Finding your own hill.

My proudest hill moment (a few years ago).

As a cyclist (of sorts), I often use an app called ‘Strava’. This not only tracks your route, speed, altitude etc., but also lets you know how you are doing against your previous efforts (as well as other people).

Out for a cycle a couple of evenings ago, I tackled one of my favourite hills. ‘Personal Record’ gushed Strava enthusiastically after my ascent – this was apparently the quickest I had climbed this particular hill in the twenty or so times I had cycled up it.  My satisfaction was short-lived. After a little investigation, the app informed me that I was the 1188th fastest person up this hill in the last five years or so. That must include a few races of super fit young guys though, surely? Not only that but I was only the 23rd fastest up it today! I then found similarly depressing figures for my gender, age-group and weight, suggesting I suppose that quite a lot of other middle aged slightly overweight men had done better than me.

The lesson here is not to get sucked in to measuring yourself against other people.
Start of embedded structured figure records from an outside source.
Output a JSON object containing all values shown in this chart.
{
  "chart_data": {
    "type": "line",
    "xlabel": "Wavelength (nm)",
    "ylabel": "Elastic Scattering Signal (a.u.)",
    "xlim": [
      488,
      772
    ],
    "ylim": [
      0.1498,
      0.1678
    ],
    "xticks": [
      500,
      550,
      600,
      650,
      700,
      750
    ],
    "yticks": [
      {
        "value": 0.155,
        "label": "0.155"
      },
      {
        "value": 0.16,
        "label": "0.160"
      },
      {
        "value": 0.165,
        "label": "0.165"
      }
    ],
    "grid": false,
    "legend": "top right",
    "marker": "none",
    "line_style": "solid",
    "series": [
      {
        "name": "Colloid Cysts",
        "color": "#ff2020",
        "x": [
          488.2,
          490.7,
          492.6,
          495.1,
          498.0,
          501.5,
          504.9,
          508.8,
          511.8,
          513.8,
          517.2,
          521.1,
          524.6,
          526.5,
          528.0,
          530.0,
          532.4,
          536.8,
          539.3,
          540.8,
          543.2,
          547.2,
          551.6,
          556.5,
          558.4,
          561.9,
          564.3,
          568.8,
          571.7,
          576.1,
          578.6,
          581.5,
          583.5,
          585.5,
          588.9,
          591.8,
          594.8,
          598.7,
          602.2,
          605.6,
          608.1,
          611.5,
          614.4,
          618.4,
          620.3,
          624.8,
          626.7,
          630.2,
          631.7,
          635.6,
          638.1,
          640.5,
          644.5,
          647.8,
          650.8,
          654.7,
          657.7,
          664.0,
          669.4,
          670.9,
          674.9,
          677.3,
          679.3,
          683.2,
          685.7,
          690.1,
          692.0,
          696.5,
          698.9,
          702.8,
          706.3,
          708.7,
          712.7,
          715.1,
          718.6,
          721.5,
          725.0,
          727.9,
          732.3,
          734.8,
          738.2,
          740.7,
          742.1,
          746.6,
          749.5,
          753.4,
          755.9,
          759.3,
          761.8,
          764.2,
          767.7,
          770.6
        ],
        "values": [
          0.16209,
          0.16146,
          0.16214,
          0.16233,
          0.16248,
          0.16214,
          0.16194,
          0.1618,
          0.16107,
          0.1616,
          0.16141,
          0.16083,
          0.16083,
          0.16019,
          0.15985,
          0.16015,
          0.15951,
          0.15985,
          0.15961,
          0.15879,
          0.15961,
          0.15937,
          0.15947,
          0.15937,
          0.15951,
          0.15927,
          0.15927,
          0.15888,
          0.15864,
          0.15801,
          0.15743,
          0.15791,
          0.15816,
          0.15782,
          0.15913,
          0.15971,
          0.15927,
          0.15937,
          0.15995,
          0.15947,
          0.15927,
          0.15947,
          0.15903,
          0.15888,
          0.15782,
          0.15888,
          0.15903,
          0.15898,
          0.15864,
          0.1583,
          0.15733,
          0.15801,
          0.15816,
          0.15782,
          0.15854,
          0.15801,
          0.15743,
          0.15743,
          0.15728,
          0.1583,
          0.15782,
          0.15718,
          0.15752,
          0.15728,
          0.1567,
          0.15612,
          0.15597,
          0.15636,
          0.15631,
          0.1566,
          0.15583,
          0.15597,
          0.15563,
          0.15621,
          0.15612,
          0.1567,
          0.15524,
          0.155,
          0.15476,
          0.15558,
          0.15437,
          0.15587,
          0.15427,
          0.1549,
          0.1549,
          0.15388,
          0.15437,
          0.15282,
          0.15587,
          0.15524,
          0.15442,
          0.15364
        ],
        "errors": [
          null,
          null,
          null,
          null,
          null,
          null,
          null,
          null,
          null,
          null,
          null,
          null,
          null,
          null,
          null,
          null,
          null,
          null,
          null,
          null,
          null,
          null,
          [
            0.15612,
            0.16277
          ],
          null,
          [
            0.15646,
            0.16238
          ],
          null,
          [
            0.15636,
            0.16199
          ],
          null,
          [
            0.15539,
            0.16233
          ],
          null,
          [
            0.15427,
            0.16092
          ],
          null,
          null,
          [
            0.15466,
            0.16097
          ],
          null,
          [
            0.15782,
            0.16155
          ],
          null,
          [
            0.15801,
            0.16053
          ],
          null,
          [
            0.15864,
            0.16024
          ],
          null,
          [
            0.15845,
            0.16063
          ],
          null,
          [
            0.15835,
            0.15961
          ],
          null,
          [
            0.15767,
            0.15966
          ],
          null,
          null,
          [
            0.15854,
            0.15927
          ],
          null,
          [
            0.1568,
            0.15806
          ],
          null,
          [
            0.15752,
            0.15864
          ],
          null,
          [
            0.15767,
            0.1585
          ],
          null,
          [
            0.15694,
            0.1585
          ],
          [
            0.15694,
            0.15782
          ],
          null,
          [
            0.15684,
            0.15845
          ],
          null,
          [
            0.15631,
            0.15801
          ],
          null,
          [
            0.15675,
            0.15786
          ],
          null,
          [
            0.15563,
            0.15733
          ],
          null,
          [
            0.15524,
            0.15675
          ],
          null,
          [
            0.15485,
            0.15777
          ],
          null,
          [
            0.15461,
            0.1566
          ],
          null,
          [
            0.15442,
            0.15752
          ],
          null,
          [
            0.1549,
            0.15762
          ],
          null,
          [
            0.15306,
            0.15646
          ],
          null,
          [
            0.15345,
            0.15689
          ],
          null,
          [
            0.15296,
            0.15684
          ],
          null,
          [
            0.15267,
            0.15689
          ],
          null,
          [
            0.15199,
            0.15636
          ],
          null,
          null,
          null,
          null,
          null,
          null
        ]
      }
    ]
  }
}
For most of us, for any task or achievement, there will always be someone who has done better. We are each our unique mix of talents and abilities. I don’t suppose many of those people who climbed the hill quicker than me could design gardens very well or probably cook an omelette as well as I can (I do mean scrambled eggs as well). Try your hardest and do better than you did last time.

Curiously enough, businesses do much the same. They often spend far too much time comparing themselves against their competitors. “How did they get that contract?” “Why are they able to sell that more cheaply than we can?” Instead, we should concentrate on what our clients want. In the end, they are what drive the business. if we get that right, the competitors cease to matter. As business leaders, we should concentrate on serving our clients’ needs as best we can, along with fine-tuning our internal processes to make improvements to our performance. We should also be looking for new ways to delight them, perhaps even identifying needs that they didn’t know they had.

And that is like finding a hill which no one else has cycled up yet.